There are a few ways to work around this, but none are ideal.

@bjorn3's solution is to disregard trait implementors' ability to write better implementations. This is a reasonable tradeoff - it's what Iterator itself does, for instance. You can't implement Iterator and change Iterator::filter to return your own special better type - it always returns an std::iter::Filter.

Another option would be to remove the default implementation. You'd add more boilerplate, but implementors would get to implement it however they way.

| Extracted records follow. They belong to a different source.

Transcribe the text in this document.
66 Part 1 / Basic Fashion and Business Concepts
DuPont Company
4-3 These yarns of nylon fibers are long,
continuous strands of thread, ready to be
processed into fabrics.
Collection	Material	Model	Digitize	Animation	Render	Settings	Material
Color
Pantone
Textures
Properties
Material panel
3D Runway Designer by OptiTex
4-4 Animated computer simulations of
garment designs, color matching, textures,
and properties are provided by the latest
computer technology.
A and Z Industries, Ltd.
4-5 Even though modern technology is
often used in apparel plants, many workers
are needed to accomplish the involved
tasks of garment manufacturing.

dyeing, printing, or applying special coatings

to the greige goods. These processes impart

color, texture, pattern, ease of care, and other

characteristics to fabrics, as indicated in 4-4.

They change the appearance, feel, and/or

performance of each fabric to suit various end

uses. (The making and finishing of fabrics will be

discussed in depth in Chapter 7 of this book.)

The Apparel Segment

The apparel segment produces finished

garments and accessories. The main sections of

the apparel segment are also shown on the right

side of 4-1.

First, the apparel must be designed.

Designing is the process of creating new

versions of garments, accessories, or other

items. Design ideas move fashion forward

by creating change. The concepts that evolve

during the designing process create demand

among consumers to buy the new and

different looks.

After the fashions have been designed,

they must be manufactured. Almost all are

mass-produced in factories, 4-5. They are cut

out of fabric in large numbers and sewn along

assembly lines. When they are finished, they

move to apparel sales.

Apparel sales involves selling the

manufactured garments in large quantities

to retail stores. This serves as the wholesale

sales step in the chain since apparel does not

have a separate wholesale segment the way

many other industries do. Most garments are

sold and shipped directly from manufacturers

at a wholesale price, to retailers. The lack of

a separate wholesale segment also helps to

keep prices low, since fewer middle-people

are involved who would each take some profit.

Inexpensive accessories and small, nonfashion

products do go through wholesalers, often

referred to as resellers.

The third would be to just return Box<dyn Iterator<Item=&'a isize>> from retn_vec_even_iter. It'd be replacing static dispatch with dynamic dispatch, so you get a slight performance hit, but you can make a default impl and implementors can also override it and supply their own type. If this code isn't a hot path, this is probably what I'd recommend going with.

1 Like

Indeed, the compromise of @bjorns3 solution is not good for me. In my real code (I have shown smaller exemplars because my own is too complex), I am hitting these problems because I am replacing what was a concretely implemented struct with a trait because the performance of the default implementation is catastrophically too slow. I would remove the boilerplate indeed, but my current struct has around 30 methods. So if I accept the limitation of a concrete type, there is not point to writing the trait in the first place.

I could remove the default, but I have about thirty of them, so it would be quite a bit hassle to re-implement them all. And, unfortunately, the code is hot path -- that's why I am rewriting it. I guess I could macro this out -- the default implementation is already macrod so that would not be a disaster.